Matron stopped and considered this. “I’m fairly certain he had said his mother,” she said. “I would not have given leave for a baby. But, well,” she said, softening—at some point in every interaction with David, she would visibly recall that he was her school’s patron and would adjust her voice and manners accordingly—“perhaps I am mistaken. Goodness knows there are people telling me things about their lives and difficulties all day long and I am simply unable to keep track of every last detail. He said she was in Vermont, is she not? There are three sisters?”
“Yes,” he’d said, relief filling him. “Exactly.”)
“When did you receive this?” he asked, faintly, wanting both to sit down and for Matron to leave, immediately, so he could tear into the letter.
“Yesterday,” Matron huffed. “He came by—the nerve!—to ask for his final payment, and I gave him a piece of my mind as well; told him how he had disappointed the children, how selfish he’d been, taking off and not returning when he promised he would. And he said—”
David interrupted her. “Matron, I’m very sorry,” he said, “but I really must leave; I’ve an appointment I mustn’t be late for.”
Matron drew herself very straight, her dignity clearly injured. “Of course, Mister Bingham,” she said. “I certainly wouldn’t want to inconvenience you.
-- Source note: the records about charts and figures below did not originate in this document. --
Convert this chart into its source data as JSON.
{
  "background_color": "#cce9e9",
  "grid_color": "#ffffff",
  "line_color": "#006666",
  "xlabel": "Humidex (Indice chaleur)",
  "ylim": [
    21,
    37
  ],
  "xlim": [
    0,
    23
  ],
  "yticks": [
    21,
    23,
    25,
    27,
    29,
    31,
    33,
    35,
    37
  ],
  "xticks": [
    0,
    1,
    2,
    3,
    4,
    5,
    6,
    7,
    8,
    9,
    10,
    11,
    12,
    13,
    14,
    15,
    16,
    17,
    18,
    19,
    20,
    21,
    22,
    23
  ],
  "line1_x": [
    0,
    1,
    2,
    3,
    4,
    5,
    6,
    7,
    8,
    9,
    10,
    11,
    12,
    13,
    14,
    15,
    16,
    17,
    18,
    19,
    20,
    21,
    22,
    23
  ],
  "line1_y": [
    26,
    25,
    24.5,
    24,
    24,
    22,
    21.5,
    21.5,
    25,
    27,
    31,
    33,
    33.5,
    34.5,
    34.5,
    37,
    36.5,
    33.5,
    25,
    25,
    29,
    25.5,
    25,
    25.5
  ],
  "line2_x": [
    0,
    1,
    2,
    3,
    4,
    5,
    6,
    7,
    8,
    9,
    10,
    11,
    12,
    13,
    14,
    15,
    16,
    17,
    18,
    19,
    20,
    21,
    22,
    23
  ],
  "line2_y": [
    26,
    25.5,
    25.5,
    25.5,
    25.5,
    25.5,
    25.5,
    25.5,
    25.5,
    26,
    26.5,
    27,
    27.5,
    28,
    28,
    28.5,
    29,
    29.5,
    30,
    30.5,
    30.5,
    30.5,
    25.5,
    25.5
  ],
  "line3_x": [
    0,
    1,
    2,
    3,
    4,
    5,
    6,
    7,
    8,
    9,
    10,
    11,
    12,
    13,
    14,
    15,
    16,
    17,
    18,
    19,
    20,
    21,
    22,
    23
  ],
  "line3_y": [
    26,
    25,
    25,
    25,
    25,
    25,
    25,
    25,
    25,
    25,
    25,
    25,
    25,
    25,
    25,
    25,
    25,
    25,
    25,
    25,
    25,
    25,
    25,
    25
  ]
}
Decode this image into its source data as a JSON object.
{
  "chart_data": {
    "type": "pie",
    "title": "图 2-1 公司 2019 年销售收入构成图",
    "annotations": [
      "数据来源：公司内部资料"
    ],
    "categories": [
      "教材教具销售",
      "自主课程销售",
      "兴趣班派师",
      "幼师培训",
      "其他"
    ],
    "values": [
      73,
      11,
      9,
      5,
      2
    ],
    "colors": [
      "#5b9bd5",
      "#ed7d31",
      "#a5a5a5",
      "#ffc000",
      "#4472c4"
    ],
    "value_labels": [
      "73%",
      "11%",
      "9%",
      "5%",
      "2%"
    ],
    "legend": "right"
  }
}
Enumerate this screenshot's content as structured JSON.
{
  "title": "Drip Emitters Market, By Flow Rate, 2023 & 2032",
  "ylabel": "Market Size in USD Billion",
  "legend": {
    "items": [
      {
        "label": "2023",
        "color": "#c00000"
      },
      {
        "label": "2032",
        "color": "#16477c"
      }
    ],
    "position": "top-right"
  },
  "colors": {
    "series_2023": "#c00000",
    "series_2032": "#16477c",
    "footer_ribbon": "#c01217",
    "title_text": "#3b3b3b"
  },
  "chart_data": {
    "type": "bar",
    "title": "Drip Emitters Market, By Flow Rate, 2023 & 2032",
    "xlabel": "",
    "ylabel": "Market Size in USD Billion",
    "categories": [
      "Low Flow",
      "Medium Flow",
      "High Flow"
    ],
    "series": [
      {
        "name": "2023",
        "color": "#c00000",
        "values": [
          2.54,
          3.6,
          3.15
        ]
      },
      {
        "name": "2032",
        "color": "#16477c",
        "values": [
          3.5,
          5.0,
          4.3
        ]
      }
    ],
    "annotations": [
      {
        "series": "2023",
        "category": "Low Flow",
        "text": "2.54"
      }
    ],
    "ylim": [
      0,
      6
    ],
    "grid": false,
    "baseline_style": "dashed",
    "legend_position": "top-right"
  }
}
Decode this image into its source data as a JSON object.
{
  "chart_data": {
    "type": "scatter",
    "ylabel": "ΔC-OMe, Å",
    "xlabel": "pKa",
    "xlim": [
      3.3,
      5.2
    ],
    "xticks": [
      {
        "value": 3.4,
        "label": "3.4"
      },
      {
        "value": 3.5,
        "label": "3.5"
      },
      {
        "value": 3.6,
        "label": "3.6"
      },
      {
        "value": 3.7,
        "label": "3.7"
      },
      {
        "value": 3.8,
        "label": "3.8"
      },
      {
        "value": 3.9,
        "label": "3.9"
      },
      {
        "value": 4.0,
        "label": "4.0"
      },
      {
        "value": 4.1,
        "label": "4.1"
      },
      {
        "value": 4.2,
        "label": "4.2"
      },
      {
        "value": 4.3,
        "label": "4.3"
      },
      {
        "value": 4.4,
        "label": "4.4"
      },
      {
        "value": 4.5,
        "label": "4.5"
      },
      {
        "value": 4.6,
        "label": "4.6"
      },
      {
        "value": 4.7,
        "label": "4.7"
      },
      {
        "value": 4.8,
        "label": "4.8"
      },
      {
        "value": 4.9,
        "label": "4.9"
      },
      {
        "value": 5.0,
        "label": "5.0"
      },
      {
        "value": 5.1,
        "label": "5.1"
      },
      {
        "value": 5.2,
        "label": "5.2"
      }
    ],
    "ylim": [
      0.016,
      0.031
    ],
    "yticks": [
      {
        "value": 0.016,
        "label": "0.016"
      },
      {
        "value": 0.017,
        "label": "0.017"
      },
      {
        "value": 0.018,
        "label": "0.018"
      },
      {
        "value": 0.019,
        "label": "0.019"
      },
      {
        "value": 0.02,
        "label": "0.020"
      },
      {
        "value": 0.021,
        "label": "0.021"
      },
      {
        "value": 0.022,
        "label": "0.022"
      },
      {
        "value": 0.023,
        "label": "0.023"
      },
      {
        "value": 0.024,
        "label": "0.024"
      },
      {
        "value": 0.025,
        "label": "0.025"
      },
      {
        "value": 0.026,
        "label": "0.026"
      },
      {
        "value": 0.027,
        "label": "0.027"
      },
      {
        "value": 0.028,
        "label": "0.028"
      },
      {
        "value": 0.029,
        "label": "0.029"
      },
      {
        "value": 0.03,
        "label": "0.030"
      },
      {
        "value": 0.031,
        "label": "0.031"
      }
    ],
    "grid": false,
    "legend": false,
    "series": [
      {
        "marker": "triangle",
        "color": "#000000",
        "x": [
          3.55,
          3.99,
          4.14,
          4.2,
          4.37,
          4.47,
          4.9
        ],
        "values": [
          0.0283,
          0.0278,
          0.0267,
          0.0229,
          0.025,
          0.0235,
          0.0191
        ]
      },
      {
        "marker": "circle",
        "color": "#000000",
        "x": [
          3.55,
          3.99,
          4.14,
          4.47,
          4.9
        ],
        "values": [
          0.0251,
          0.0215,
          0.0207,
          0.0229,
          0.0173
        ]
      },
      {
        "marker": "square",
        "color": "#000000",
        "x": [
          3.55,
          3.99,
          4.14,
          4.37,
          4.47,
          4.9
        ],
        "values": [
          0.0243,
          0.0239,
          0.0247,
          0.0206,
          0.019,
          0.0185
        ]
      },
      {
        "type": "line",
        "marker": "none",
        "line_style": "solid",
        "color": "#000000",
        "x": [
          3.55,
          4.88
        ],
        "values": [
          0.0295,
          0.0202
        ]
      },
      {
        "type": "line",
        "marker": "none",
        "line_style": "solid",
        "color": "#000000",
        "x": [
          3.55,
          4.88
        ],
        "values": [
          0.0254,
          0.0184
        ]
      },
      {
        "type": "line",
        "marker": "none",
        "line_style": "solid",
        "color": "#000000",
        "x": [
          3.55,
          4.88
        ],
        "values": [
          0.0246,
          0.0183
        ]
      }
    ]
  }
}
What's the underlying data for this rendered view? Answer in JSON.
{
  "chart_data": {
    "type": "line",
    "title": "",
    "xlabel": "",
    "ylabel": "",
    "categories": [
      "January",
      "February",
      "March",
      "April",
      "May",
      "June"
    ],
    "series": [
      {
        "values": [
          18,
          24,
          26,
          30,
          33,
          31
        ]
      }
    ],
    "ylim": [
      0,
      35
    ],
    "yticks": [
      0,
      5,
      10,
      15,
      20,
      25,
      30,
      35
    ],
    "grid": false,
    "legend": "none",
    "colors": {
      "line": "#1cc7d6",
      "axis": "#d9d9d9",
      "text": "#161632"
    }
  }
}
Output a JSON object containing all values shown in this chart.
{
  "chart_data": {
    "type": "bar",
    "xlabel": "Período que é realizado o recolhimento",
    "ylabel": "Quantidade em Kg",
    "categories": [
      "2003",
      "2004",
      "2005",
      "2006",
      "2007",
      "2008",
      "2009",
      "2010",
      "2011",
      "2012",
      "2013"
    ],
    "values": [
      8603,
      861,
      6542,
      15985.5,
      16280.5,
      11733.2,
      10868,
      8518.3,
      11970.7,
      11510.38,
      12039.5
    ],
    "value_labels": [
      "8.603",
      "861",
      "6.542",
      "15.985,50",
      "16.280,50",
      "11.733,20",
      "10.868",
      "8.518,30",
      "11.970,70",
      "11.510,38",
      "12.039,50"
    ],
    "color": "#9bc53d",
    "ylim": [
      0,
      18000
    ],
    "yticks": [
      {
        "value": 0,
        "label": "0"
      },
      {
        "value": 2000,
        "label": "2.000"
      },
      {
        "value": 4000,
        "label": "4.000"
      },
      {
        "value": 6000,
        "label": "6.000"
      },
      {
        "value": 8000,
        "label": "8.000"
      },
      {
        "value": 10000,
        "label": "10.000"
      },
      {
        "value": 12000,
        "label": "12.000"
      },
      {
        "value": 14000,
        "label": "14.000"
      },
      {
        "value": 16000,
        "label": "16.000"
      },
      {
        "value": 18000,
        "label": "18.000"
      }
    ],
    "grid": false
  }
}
I shall see you at least next week.”
It was only a few meters from the front of the school to his hansom, but he was unable to wait even that long, and he opened the letter directly on the front steps, nearly dropping it again, his fingers trembling from the cold and the anticipation.
My dearest David— March 5, 1894
What must you think of me. I am so ashamed, so embarrassed, so deeply, profoundly apologetic. I can only say that my silence was not by choice, and that I thought of you every minute of every hour of every day. It was all I could do, upon my return yesterday, to not throw myself onto the steps of your house at Washington Square and wait for you to beg your forgiveness, but I was unsure of how I might be received.
I am unsure now, as well. But if you will give me the privilege of attempting to make my amends to you, I beg you to come by the boardinghouse, anytime.